The final regulations are effective in the first limitation year beginning on or after July 1, 2007. In the case of a plan with a calendar year (January 1 through December 31) as its limitation year, these provisions are effective January 1, 2008. (In most cases, the plan year is the same as the limitation year but that is not always the case.)
Using a Different Definition for Allocation Purposes
A plan may utilize different definitions of compensation for different provisions under the plan. Despite this flexibility, most sponsors would be well advised to design their plans so that the same definition of compensation applies for all purposes under the plan. Doing so minimizes the risk of error and avoids the annual testing that in most cases would otherwise be required to establish that the definition utilized is nondiscriminatory (i.e., it does not discriminate in favor of highly compensated employees). A definition of compensation that satisfies the Section 415 definition of compensation is a “safe harbor” definition that automatically satisfies the nondiscrimination rules and thereby obviates the need for annual plan testing of the compensation definition. Thus, an employer who wishes to utilize a definition of compensation for allocating particular contributions that does not include/exclude post-severance compensation as mandated under the Section 415 regulations will have to test its plan annually to assure that the definition is nondiscriminatory. For example, an employer who wishes to allocate the employer profit sharing contribution based on compensation that excludes post-severance compensation will have to be tested annually for nondiscrimination. Any such amendment to the compensation definition would also have to be executed before a participant has accrued a benefit under the prior formula.

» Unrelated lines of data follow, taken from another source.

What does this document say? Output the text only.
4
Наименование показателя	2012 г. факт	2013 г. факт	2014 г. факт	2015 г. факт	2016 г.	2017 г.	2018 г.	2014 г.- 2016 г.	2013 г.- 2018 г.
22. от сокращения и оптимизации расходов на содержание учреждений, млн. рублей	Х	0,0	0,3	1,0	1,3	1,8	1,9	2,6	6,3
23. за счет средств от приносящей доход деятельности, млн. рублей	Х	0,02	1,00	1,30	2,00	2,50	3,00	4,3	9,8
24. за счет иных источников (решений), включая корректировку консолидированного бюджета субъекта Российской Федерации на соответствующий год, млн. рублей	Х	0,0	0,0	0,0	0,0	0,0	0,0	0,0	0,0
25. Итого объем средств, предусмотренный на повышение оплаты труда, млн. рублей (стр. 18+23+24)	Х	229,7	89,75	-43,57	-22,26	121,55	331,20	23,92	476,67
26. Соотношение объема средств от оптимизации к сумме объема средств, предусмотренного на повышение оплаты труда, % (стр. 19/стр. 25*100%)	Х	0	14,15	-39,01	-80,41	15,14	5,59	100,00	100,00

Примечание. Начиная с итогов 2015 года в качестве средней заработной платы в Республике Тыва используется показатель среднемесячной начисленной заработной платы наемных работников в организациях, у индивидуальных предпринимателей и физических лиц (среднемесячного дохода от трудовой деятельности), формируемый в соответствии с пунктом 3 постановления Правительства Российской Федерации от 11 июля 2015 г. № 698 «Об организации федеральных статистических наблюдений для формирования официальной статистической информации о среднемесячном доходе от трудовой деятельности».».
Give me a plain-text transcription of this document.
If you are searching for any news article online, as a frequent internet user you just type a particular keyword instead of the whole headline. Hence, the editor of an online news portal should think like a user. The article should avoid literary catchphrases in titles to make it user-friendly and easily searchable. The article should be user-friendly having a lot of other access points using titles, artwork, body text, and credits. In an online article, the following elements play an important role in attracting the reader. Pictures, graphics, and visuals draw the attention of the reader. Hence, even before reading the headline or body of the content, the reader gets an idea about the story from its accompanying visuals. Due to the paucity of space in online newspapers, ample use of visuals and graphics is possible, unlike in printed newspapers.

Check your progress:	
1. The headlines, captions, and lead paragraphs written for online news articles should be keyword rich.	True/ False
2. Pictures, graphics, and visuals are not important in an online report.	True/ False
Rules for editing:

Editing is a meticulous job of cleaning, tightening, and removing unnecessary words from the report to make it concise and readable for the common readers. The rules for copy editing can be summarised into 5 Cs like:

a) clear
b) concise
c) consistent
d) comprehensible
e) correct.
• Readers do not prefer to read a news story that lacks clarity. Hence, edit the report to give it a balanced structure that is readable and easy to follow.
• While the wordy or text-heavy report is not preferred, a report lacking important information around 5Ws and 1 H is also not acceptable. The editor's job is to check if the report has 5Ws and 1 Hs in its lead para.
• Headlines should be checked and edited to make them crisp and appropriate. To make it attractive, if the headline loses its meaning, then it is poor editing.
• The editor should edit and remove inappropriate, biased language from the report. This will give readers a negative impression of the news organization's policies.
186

Practical Effects on Plan Testing and Contributions
One byproduct of these new rules that needs to be considered in administration is that post-severance compensation may span two plan years. This will be more of a concern to plan administrators of plans with a 401(k) or cash or deferred provision or which have no conditions or limited conditions to share in the allocation of employer contributions. In 401(k) plans that are still subject to annual testing (i.e., non-safe harbor plans), this will mean that former employees will enter into the ADP test, and, if the plan permits matching or employee after-tax contributions, the ACP test, in the year following the year in which the employee terminates. In plans in which there are no allocation conditions or limited allocation conditions to share in the employer contribution, this will mean that employees may receive a contribution in the year following termination which previously they would not have been entitled to receive.
Plan Sponsor Action
Items In the past several years, there have been revolutionary changes in the IRS rules governing the timing of required plan amendments. While there is some disagreement among experts in the field as to when amendments to reflect the Section 415 regulations must be made to plan documents to keep them in compliance, the more conservative approach is to amend plans at this time to reflect these provisions. Depending upon the existing plan terms, a failure to timely amend the plan to reflect these provisions creates the potential for the plan to run afoul of the so-called “anti-cutback rules” or necessitate a greater employer contribution than would otherwise be required to assure no violation of those rules.
In addition to amending plan documents, plan sponsors will also need to review their payroll systems to assure that they are modified as necessary to reflect these provisions. Thus, plan sponsors need to assure that their payroll systems can accumulate the necessary data for benefit calculation and testing purposes and, in the case of plans with a 401(k) or cash or deferred arrangement, that employee elective deferrals are properly withheld only from eligible compensation.